I’ve worn a lot of hats throughout my career: software developer, creative technologist, interaction designer, design researcher, and product designer, all with varying levels of seniority across different companies. But through my most recent job search, something finally clicked. I finally understand why I thrive in research labs, why I do my best work on small teams where I can wear many hats. It’s because I’ve secretly always been a design engineer. I just didn’t have the words for it.
Going back a while, one of the things that drew me to the undergraduate interaction design program at California College of the Arts was the founding chair’s vision: what would it look like to train a software engineer in a design school? That question felt electric to me.
While in the program, I was one of the more technically-minded students, building my own hardware, writing my own code, always reaching for what was possible rather than just what looked good on screen. But upon graduating and looking at interaction design positions, I kept running into the same problem: the industry wanted something different. There was a heavy emphasis on graphic design. Companies wanted interaction designers who were really just visual designers, people who could create pixel-perfect screens with polished user flows, backed by solid research.
And I was good at that work. But part of me always felt incomplete when the emphasis landed so heavily on visual screen design.
So I adapted. I found positions where I could push back on the title or be the more technically minded designer on a team. Sometimes that meant being one of the only designers or one of two, with the other focused on branding and communications. Sometimes it meant being the person in charge of building the prototypes we’d research and test with customers. That let me focus on systems thinking, on the underlying architecture of how things work rather than just how they look.
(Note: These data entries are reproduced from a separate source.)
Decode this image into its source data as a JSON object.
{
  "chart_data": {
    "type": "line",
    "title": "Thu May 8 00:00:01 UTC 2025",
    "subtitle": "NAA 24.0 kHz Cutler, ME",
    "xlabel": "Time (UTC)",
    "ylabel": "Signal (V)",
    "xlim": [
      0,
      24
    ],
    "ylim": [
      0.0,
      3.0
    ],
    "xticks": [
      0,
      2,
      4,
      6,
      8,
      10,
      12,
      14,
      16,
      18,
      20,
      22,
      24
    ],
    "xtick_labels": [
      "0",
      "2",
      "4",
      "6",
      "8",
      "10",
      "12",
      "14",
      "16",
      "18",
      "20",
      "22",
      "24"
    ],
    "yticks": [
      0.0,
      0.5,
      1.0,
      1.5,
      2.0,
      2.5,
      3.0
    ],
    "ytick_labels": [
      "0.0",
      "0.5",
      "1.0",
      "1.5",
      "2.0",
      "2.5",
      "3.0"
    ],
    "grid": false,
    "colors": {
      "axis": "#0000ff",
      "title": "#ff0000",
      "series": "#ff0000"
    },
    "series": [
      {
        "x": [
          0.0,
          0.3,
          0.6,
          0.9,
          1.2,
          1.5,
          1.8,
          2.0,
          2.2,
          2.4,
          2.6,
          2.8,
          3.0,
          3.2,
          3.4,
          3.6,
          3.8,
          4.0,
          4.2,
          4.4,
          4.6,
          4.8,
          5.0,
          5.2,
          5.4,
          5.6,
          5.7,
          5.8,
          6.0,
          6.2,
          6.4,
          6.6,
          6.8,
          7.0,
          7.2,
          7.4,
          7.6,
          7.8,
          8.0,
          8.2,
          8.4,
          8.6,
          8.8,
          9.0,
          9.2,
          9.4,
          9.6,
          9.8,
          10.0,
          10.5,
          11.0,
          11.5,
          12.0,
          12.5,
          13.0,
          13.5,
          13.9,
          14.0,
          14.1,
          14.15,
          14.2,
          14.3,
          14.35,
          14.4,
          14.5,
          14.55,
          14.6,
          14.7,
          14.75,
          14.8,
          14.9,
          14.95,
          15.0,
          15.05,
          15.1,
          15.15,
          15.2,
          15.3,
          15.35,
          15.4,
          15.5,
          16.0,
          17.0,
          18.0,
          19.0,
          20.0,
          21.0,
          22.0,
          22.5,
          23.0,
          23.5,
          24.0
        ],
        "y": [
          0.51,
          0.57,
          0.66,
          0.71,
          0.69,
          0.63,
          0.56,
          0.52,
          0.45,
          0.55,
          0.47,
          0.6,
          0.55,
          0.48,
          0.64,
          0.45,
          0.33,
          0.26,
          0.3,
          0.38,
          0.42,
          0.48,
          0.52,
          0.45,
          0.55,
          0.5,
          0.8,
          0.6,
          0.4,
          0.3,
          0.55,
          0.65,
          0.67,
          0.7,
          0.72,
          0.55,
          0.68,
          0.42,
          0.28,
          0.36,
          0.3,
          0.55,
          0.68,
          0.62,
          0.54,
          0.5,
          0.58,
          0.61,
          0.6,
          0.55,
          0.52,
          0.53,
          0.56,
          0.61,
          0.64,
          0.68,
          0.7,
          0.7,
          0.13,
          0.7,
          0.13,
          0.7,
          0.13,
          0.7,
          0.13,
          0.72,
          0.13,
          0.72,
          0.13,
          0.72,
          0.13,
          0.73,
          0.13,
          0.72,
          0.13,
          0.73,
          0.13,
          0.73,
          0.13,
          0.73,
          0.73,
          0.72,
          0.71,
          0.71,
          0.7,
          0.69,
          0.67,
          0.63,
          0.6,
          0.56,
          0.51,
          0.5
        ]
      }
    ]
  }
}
It worked. But I think what was really happening, all along, is that I was a design engineer who didn’t know it yet. I’m excited to see the roles catching up to reality. What I was trained to do as an interaction designer is now being called design engineering. Meanwhile, the visual design work that dominated those early job postings has found its proper home under UI/UX design. That distinction makes sense to me.
I’ll admit there’s a small sadness in watching “interaction designer” never fully take hold in the industry. But I see now that the work I was trained to do, the work I’ve always been drawn to, has found its name. Interaction designer and design engineer were always the same thing. At least for me, they were.